I don't use the Web. Or I only use it when I absolutely have to. Then I'm using lynx to get the minimum bandwidth out of my content. I'm still undecided if login to the server through ssh and using lynx from there is better or worse, bandwidth wise. Loading a large page and seeing only the first 25 lines is sure more economic, but ssh and especially curses seem to be chatty. If your phone providers GPRS plan gives you some "free" bandwidth, then using the Web via Bluetooth/GPRS may be an option, for me it isn't. From time to time I'm going into town, where I catch up in the Internet cafe. Other than that, I see myself on vacation, only interested in personal relations. And mail is really best for that.

Mail setup

My mail client is mutt. I've compiled my own setup on my PowerBook, since I want some settings that are not around in stock download binaries. For example mutt is compiled to do POP, IMAP, and SSL. I did this a while ago and back then had some trouble getting the configuration right. (Latest setting seems to be: "./configure --enable-imap --with-curses=/usr/local --with-ssl --with-included-gettext --enable-pop --enable-locales-fix --without-wc-funcs" for compiling mutt on 10.3.) I then open mutt twice, each in one Terminal window. The first one is used for mail reading/writing/replying. The second one is used to connect to my mail server, with a command like "c imap://servername".

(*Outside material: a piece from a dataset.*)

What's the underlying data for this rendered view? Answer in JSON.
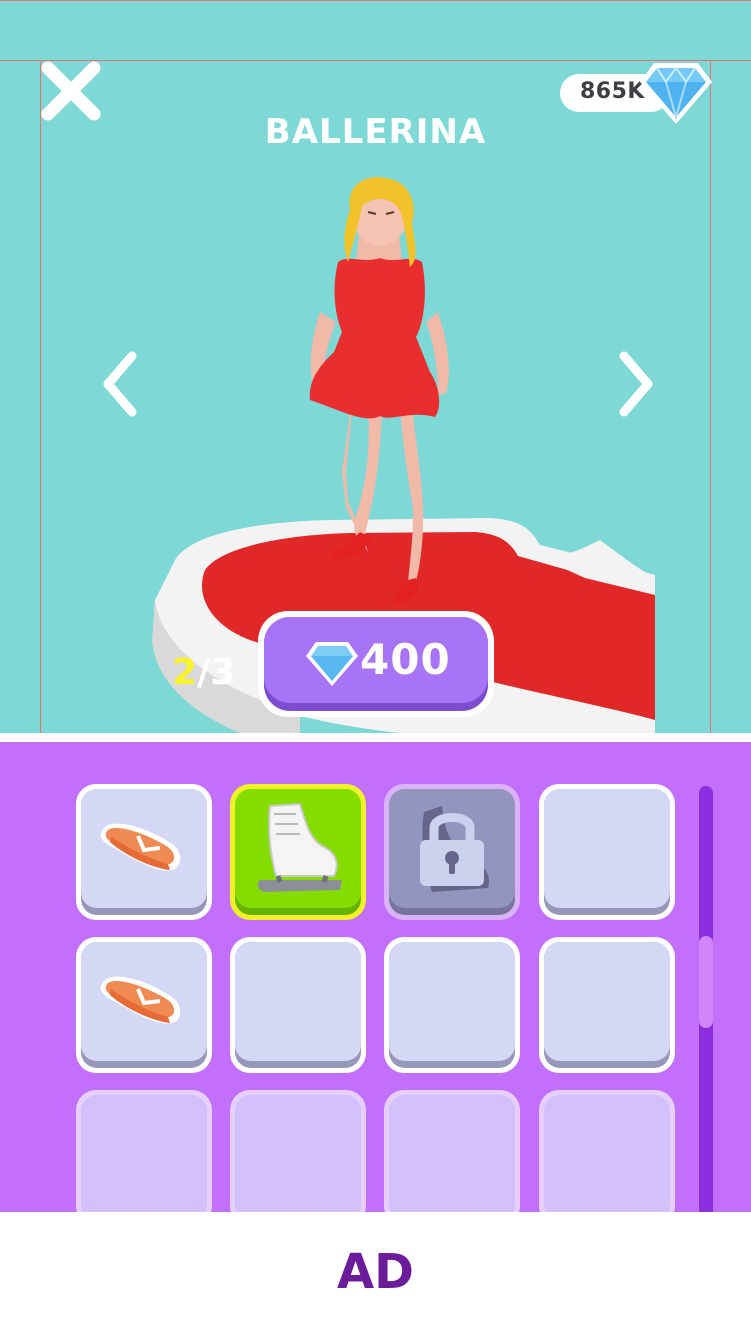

There I mark the messages I want and save them to their respective mailboxes. Leaving one mutt connected to the IMAP inbox saves connection setup bandwidth. I have I set up as a shortcut to "imap-fetch-mail", which updates the content of the IMAP inbox. Whatever mails I don't want to read can be saved to "imap://servername/Mail/mailboxname", causing not much wasted bandwidth. In the end I download only minimal headers and the mails I really want to read. My "index format" is set up ""%4C %Z %{%b %d} %-15.15F (%4c) %s", so I can see the size of mails in bytes/kbytes. As long as I don't hit any wrong key, I won't download any mails with attached photos by mistake. Sometimes mutt hits me there: When I accidentally hit "enter" twice after typing "c imap://servername" it will open and thus download the first message, because the second "enter" is still in the type buffer. Ugly.

Dealing with SPAM

I don't want to download any SPAM, at this price I don't even want to download SPAM headers. So I weed out the SPAM on my server. I'm using bogofilter for this. And after more than a year and a half of training, it works quite good. I can spot the rare unidentified SPAM message from the subject and save it to a special mailbox on my server. There it is picked up by a cron job and bogofilter is retrained on that message. Once every something I log in from the Internet Cafe and go through all the identified SPAM messages. In 1.5 years only about 5 messages were mistakenly identified as SPAM.

The Weblog

Feeding and maintaining my Weblog is a new challenge. Posting can be done via moblog (specially formatted mails). But it has some restrictions, worst is the lag of formatting as HTML, and that I can't use the "Extend" field of the web interface (which makes the "Read more on..." links and gives a new page with the full post, allowing entries on the main page to be shorter). Moderating comments will be troublesome too, I don't know yet how I will do that. Maybe I should have set up a script to do moderation via mail (like it is done for moderated mailing lists). Also maybe I should have gotten some blog software to remote update, but I would have to examine them for chattiness.

Summing it up

With this setup my bandwidth consumption goes down a lot, to something like 12kBytes to maybe 120kBytes per session. Of course all depends on the amount of mail I get and send, so comparisons are difficult. But I am quite confident that I have removed bandwidth overhead a lot.